Saturday 20 February 2010

Chili

Tonight was fun. And that chili was the best it's been in a long time -not so much cumin. Maybe a little oregano. But hey, I'm no expert.
Wonder what that important NSC meeting was about, and why he won't tell me.

I hate not knowing things.

Like, why hasn't Donald called? We had a good night, right? And I only talked a little about my job. I think.

And where does Josh get the whole gomer thing from?

Plus, the eternal question... how do people die from vending machines?!

Tuesday 16 February 2010

Financial disclosure

You know what I love about Mandy? The fact I'm no longer the only one fighting a losing battle trying to keep Josh humble. It does make me smile when he gets shouted at.

I worry when he wanders off like that, though. Wonder where he was going. Not to do anything stupid, I hope. Sigh. I can't protect him from himself forever. Or ever, really.

Still, he did good today. The VP may have taken the credit but I wouldn't be surprised if Josh had done most of the leg work. Maybe the tough guy act with the sunglasses... It's actually quite disturbing how attractive I find that.

Bet he looks good in that expensive tux too...

Monday 15 February 2010

I want a raise

Wow. We sure could use a little light relief at work.

(No wonder we cling to what crumbs of gossip we can gather up from under the cafeteria tables. I’d kill to know what Sam’s been up to...)

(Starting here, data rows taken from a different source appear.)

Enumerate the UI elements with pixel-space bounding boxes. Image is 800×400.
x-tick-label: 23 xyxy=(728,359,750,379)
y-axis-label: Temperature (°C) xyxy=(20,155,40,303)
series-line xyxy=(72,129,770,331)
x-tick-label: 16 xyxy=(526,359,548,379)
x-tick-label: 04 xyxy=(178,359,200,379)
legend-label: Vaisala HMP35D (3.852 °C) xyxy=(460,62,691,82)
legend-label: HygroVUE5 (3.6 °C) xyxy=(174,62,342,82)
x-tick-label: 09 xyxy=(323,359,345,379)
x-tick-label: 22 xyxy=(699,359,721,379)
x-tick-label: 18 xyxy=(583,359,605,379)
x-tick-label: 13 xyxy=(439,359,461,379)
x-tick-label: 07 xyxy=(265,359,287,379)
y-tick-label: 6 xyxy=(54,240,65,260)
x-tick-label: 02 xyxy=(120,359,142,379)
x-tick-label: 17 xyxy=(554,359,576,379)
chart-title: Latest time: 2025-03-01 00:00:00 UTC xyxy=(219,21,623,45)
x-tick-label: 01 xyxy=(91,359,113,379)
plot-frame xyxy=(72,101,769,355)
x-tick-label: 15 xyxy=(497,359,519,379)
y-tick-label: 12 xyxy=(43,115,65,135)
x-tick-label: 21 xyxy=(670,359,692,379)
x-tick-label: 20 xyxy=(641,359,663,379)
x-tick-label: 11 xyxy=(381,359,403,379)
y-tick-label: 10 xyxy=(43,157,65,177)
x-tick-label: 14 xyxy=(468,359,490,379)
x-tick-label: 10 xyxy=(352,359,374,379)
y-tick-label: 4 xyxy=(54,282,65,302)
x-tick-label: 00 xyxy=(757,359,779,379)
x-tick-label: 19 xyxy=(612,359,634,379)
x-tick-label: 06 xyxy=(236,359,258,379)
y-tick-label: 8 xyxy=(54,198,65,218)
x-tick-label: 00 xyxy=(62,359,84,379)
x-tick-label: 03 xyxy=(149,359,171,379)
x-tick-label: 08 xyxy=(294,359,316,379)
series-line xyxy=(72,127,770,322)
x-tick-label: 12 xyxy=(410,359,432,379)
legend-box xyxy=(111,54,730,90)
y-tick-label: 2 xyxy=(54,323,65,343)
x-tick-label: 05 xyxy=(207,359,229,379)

Know what else I could use? That raise. Why does he think I’m kidding around with that? I’m not sure I’m paid enough to be barked at all day about wanting a salad then not wanting a salad. (Which was a bit of a relief – I thought for one minute that perhaps he had suffered a blow to the head, or something.) Then wanting water right now. Then my supposed inability to spell. Of course I can spell. Like he’s infallible anyway.

Hrmph.

I shall from now on make damn sure he always has something to do.

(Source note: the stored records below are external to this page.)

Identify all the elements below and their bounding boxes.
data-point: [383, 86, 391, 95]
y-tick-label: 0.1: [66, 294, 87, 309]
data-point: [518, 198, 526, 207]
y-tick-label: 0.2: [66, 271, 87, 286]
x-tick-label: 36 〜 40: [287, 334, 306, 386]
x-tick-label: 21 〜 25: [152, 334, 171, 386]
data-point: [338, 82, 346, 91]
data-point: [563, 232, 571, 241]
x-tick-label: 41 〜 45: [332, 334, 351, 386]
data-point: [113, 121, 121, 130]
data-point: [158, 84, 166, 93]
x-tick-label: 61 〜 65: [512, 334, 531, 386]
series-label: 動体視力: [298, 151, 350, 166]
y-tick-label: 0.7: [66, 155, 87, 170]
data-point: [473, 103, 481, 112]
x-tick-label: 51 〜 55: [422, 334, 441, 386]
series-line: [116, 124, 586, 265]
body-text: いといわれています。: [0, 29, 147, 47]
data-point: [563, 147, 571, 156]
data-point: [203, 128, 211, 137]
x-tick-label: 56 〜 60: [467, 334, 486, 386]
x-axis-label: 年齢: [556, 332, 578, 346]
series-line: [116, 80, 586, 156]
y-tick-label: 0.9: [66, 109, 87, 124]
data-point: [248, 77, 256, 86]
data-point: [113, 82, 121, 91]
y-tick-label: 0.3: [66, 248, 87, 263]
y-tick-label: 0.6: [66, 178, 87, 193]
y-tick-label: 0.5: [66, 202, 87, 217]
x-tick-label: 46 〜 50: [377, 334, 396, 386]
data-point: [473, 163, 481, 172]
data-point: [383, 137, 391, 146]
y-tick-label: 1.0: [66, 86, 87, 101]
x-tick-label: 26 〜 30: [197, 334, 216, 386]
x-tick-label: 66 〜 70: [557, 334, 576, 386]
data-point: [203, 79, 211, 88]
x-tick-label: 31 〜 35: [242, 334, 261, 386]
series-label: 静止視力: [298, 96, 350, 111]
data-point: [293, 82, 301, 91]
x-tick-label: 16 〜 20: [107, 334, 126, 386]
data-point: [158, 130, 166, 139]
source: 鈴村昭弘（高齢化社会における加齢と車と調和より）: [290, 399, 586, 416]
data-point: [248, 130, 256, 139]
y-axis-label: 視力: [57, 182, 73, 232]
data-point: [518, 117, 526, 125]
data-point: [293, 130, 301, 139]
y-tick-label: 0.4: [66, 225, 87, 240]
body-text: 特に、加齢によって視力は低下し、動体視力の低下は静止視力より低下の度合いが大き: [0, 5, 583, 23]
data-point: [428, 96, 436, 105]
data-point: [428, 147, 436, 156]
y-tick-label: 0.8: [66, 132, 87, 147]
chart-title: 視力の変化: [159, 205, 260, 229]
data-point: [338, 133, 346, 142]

Though I gotta say, I’m glad he had the time for Charlie. The big brother role suits Josh; However much I may rail against him sometimes (okay, every day), he’s a fundamentally good guy after all. There, I’ve said it, and now I never need to say it again. Also, his gut instincts are often not as way off as I like to imply. (Someone has to keep his ego in check. And since I’m already so far beyond the call of duty.... Which brings me back to my point about my raise.)

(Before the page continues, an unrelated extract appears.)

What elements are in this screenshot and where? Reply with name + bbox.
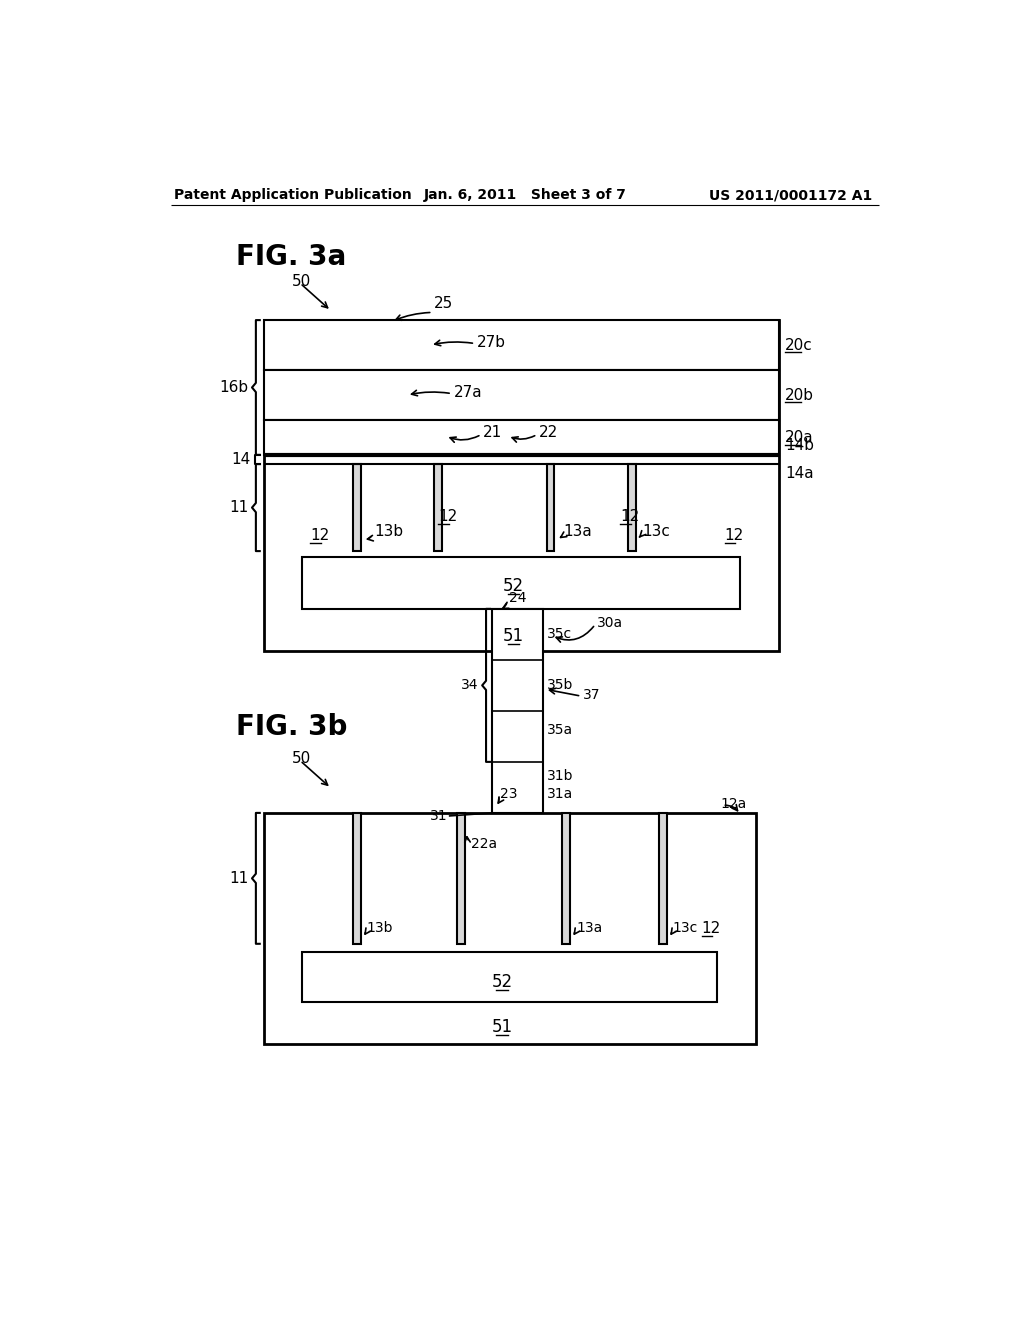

You know what, though? Josh is right about one thing (and only one): this feeling, the one Charlie talked about, it doesn’t go away. And that, in the end, is why I’ll stay, despite the pathetic salary – for all eight years, maybe longer, obnoxious boss or no.

Friday 12 February 2010

Muffins, bagels and kegs of glory...

Today definitely had the makings of an unbearable day – let’s face it, so many of them do – but it actually only took one muffin and the news about Mandy to shut him up. (Which seems to me to be a clear case of that whole post hoc, ergo propter hoc thing, but anyway.)

It's a shame, because I’d like to see him ford a river or have a go at slaying a serpent one of these days. Most likely his technique would be to yell for me, look away while I do it, then claim the credit. Hrmph.

I had fun drawing up the most complicated way of saying “I’m your boss.” I think someone is feeling threatened.

He makes me smile.

Days like this help me get things back in perspective. It’s not a crush after all. Just a soft spot for an eligible wannabe hero, that comes and goes and will surely be gone forever soon enough. I just need to draw up a few more of those ridiculous charts.

Wednesday 10 February 2010

Amazing what a clean shirt can do...

Well, that’s a relief.

Josh keeps his job – I keep mine – everyone’s happy. Well, kinda happy. Seemed to me there was a lot of stress going round the West Wing today. More than usual, I mean.

It is, I’ll grant you, just about possible that some of the stress I was sensing was my own. Getting Josh to change shirts... wow. I should get a pay rise. A big one. (Long overdue, I might add.)

Truth is he looks pretty hot in any shirt, but hey.

I’m not about to let a stupid crush on my slightly arrogant boss get in the way of doing my job brilliantly. Already it’s lasted a lot longer than most crushes, so it’s bound to be over soon, right?